Op-Amp Calculator
Calculate voltage gain and output voltage for operational amplifier circuits in inverting, non-inverting, and voltage follower configurations.
What is an operational amplifier (op-amp)?
An operational amplifier is a high-gain voltage amplifier with differential inputs and a single output. It's one of the most versatile analog building blocks, used for amplification, filtering, signal conditioning, mathematical operations, and more.
How does an inverting amplifier work?
In an inverting amplifier, the input signal is applied through a resistor to the inverting (-) input, while the non-inverting (+) input is grounded. Gain = -Rf/Rin. The negative sign indicates 180° phase inversion. For example, Rf=100kΩ, Rin=10kΩ gives gain of -10.
How does a non-inverting amplifier work?
In a non-inverting amplifier, the input signal is applied to the non-inverting (+) input. Gain = 1 + Rf/Rin. The output is in phase with the input. For example, Rf=90kΩ, Rin=10kΩ gives gain of 10 (1+9).
What is the difference between inverting and non-inverting configurations?
Inverting: phase inverted, gain = -Rf/Rin, lower input impedance (~Rin). Non-inverting: same phase, gain = 1+Rf/Rin (minimum gain is 1), very high input impedance. Choose based on your application requirements.
What is a voltage follower (buffer)?
A voltage follower is a non-inverting amplifier with gain of 1 (Rf=0, or output directly to inverting input). It provides impedance isolation, converting high-impedance sources to low-impedance outputs without amplification. Essential for driving loads without loading the source.
How do I choose resistor values for op-amps?
Use 1kΩ to 1MΩ range. Lower values (<1kΩ) waste power and stress the op-amp output. Higher values (>1MΩ) are sensitive to noise and input bias currents. Common choices: 10kΩ, 47kΩ, 100kΩ. Use 1% tolerance resistors for precision.
What is input offset voltage?
Input offset voltage is the small DC voltage difference required between inputs to make output zero. Typically 0.1-5mV for general op-amps, <50µV for precision op-amps. It gets amplified by the gain, so high-gain circuits need low-offset op-amps.
What is slew rate and why does it matter?
Slew rate is how fast the output can change, measured in V/µs. For example, 1V/µs can handle ~160kHz for 1V peak signal. Insufficient slew rate causes distortion on fast signals. Choose op-amps with slew rate >10× your signal frequency requirements.
What is gain-bandwidth product (GBW)?
GBW is the frequency where open-loop gain equals 1 (0dB). It determines maximum usable frequency for a given gain. For example, LM358 has 1MHz GBW: at gain of 100, bandwidth is 10kHz. Higher gain = lower bandwidth.
Why is my op-amp oscillating?
Common causes: missing decoupling capacitors (0.1µF near power pins), capacitive load without isolation resistor, excessive gain at high frequencies, poor PCB layout with feedback path coupling. Add compensation capacitors across Rf if needed (1-10pF).

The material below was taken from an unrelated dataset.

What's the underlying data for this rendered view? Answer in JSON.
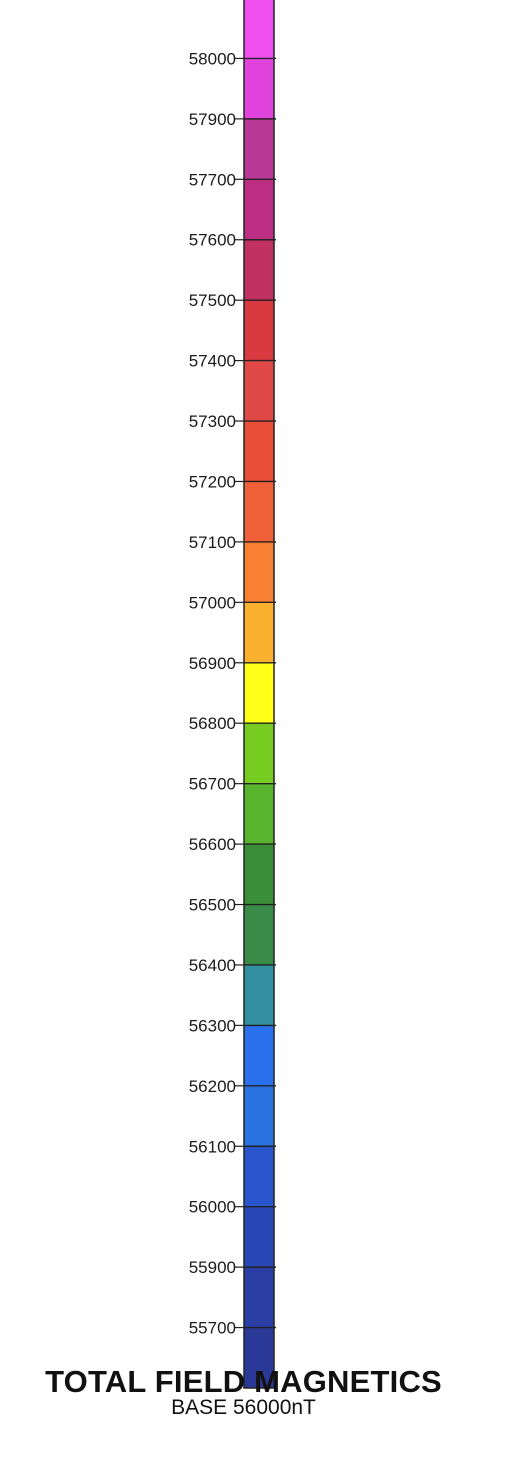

Can op-amps handle negative voltages?
Depends on power supply. Dual-supply op-amps (±5V, ±15V) can handle negative inputs and outputs. Single-supply (rail-to-rail) op-amps work from ground to Vcc. Choose based on your signal range requirements.
What are common op-amp applications?
Amplifiers (audio, instrumentation), filters (low-pass, high-pass, band-pass), integrators, differentiators, comparators, voltage followers, current-to-voltage converters, summing amplifiers, active rectifiers, and oscillators. Op-amps are fundamental to analog signal processing.